Defunct American daily newspaper

New York Newsday was an American daily newspaper that primarily served New York City and was sold throughout the New York metropolitan area. The paper, established in 1985, was a New York City-specific offshoot of Newsday, a Long Island-based newspaper that preceded (and succeeded) New York Newsday. The paper was closed by its owner, Times Mirror Company, in July 1995.

==History==
In its 10 years of existence, New York Newsday won three Pulitzer Prizes. Despite the critical praise, the paper struggled to build an audience that could support the economics of publishing in the New York metropolitan area.

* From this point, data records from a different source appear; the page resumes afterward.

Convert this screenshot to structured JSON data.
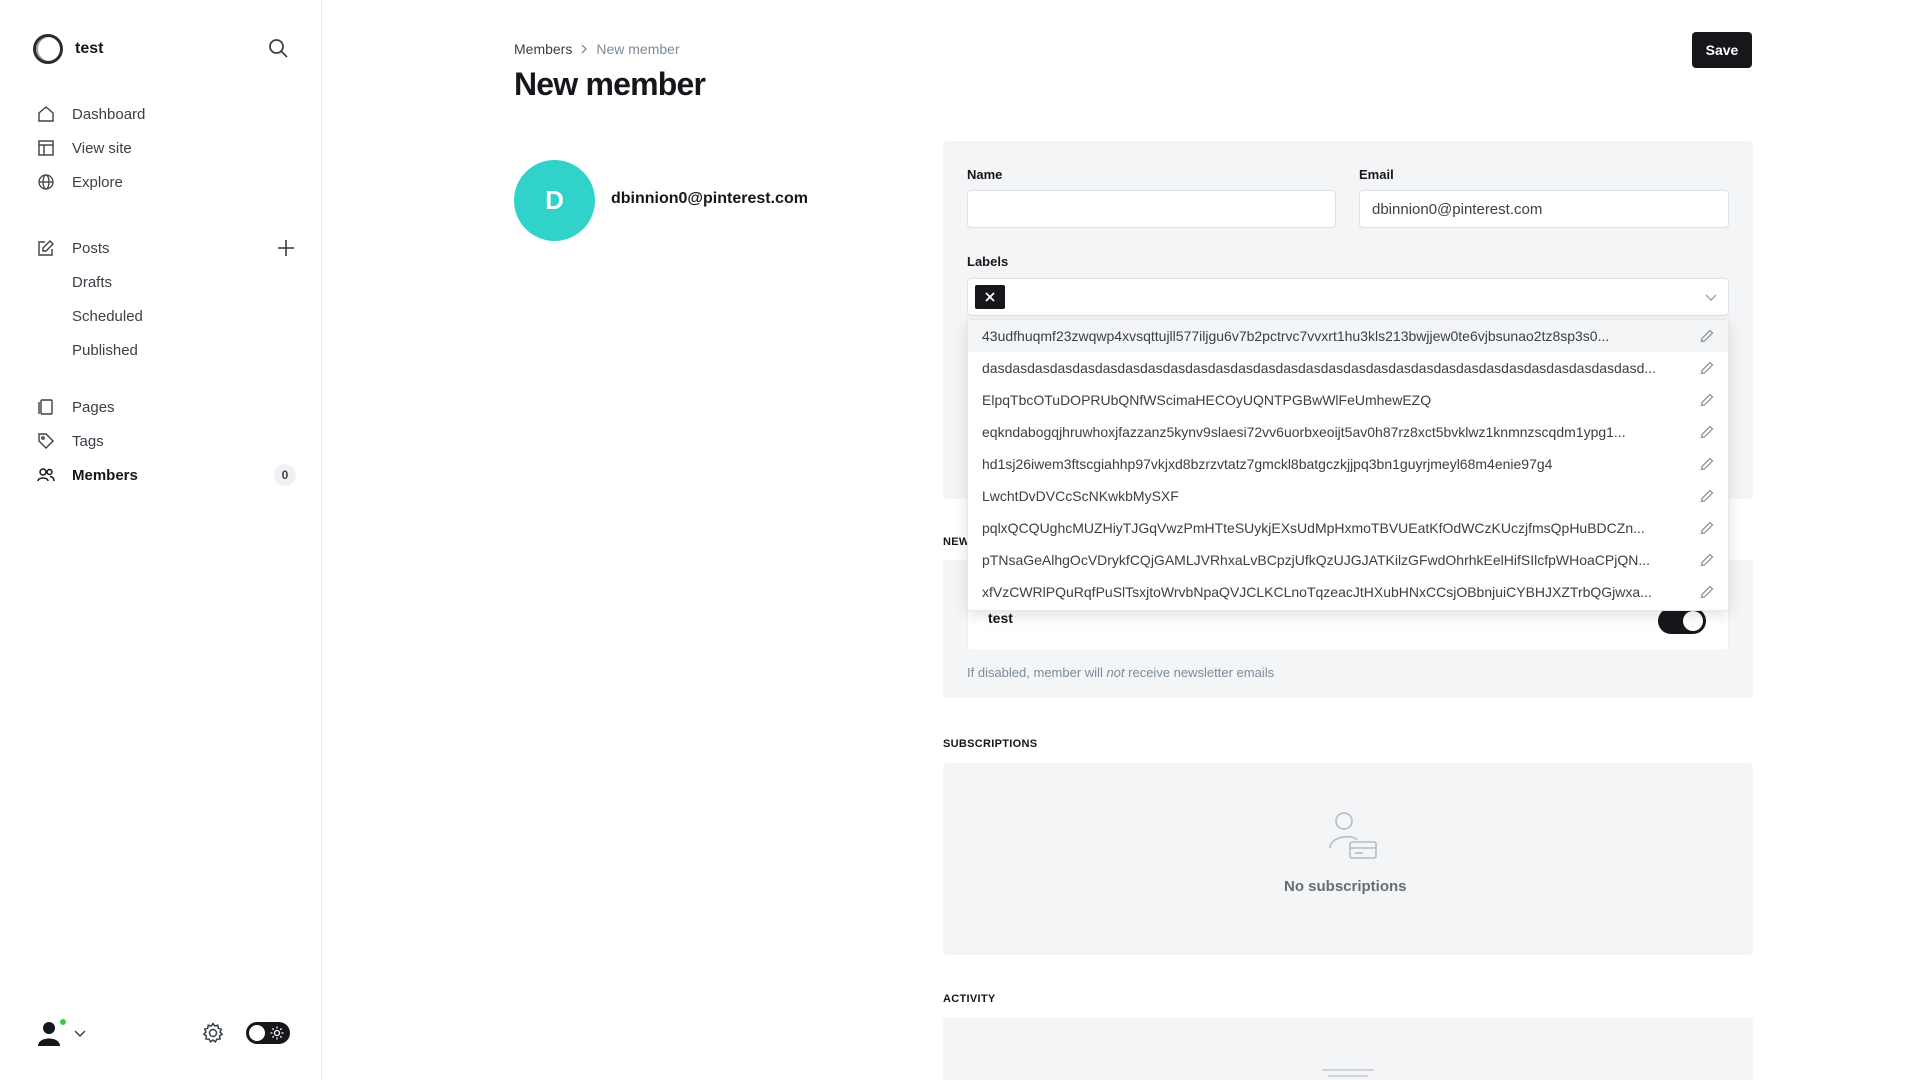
{
  "sidebar": {
    "site_name": "test",
    "nav_primary": [
      {
        "label": "Dashboard",
        "icon": "home-icon"
      },
      {
        "label": "View site",
        "icon": "layout-icon"
      },
      {
        "label": "Explore",
        "icon": "globe-icon"
      }
    ],
    "posts": {
      "label": "Posts",
      "sub": [
        "Drafts",
        "Scheduled",
        "Published"
      ]
    },
    "nav_secondary": [
      {
        "label": "Pages",
        "icon": "page-icon"
      },
      {
        "label": "Tags",
        "icon": "tag-icon"
      },
      {
        "label": "Members",
        "icon": "members-icon",
        "count": "0"
      }
    ]
  },
  "header": {
    "breadcrumb_parent": "Members",
    "breadcrumb_current": "New member",
    "title": "New member",
    "save_label": "Save"
  },
  "member": {
    "initial": "D",
    "email": "dbinnion0@pinterest.com",
    "avatar_color": "#30d2ca"
  },
  "form": {
    "name_label": "Name",
    "name_value": "",
    "email_label": "Email",
    "email_value": "dbinnion0@pinterest.com",
    "labels_label": "Labels"
  },
  "label_options": [
    "43udfhuqmf23zwqwp4xvsqttujll577iljgu6v7b2pctrvc7vvxrt1hu3kls213bwjjew0te6vjbsunao2tz8sp3s0...",
    "dasdasdasdasdasdasdasdasdasdasdasdasdasdasdasdasdasdasdasdasdasdasdasdasdasdasdasdasdasd...",
    "ElpqTbcOTuDOPRUbQNfWScimaHECOyUQNTPGBwWlFeUmhewEZQ",
    "eqkndabogqjhruwhoxjfazzanz5kynv9slaesi72vv6uorbxeoijt5av0h87rz8xct5bvklwz1knmnzscqdm1ypg1...",
    "hd1sj26iwem3ftscgiahhp97vkjxd8bzrzvtatz7gmckl8batgczkjjpq3bn1guyrjmeyl68m4enie97g4",
    "LwchtDvDVCcScNKwkbMySXF",
    "pqlxQCQUghcMUZHiyTJGqVwzPmHTteSUykjEXsUdMpHxmoTBVUEatKfOdWCzKUczjfmsQpHuBDCZn...",
    "pTNsaGeAlhgOcVDrykfCQjGAMLJVRhxaLvBCpzjUfkQzUJGJATKilzGFwdOhrhkEelHifSIlcfpWHoaCPjQN...",
    "xfVzCWRlPQuRqfPuSlTsxjtoWrvbNpaQVJCLKCLnoTqzeacJtHXubHNxCCsjOBbnjuiCYBHJXZTrbQGjwxa..."
  ],
  "newsletters": {
    "section_title": "NEW",
    "item_name": "test",
    "enabled": true,
    "hint_prefix": "If disabled, member will ",
    "hint_emphasis": "not",
    "hint_suffix": " receive newsletter emails"
  },
  "subscriptions": {
    "section_title": "SUBSCRIPTIONS",
    "empty_label": "No subscriptions"
  },
  "activity": {
    "section_title": "ACTIVITY"
  }
}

Circulation peaked at 300,000 and was 231,000 at the time of closure. New York Newsday invigorated local coverage in New York, especially at The New York Times, but Mark Willes, the CEO of Times Mirror Company, had great reservations about its success and viability. In an interview with Newsweek magazine, he said, "Once I got inside the company, not only was the total performance lower than it needed to be, every property was subpar." Willes refused to entertain employee proposals to trim costs and save the paper.

==After closure==
After the newspaper's demise, many of its reporters, including Pulitzer Prize winner Jim Dwyer, moved into roles at other New York metropolitan-market papers, including The New York Times, New York Post, and Daily News.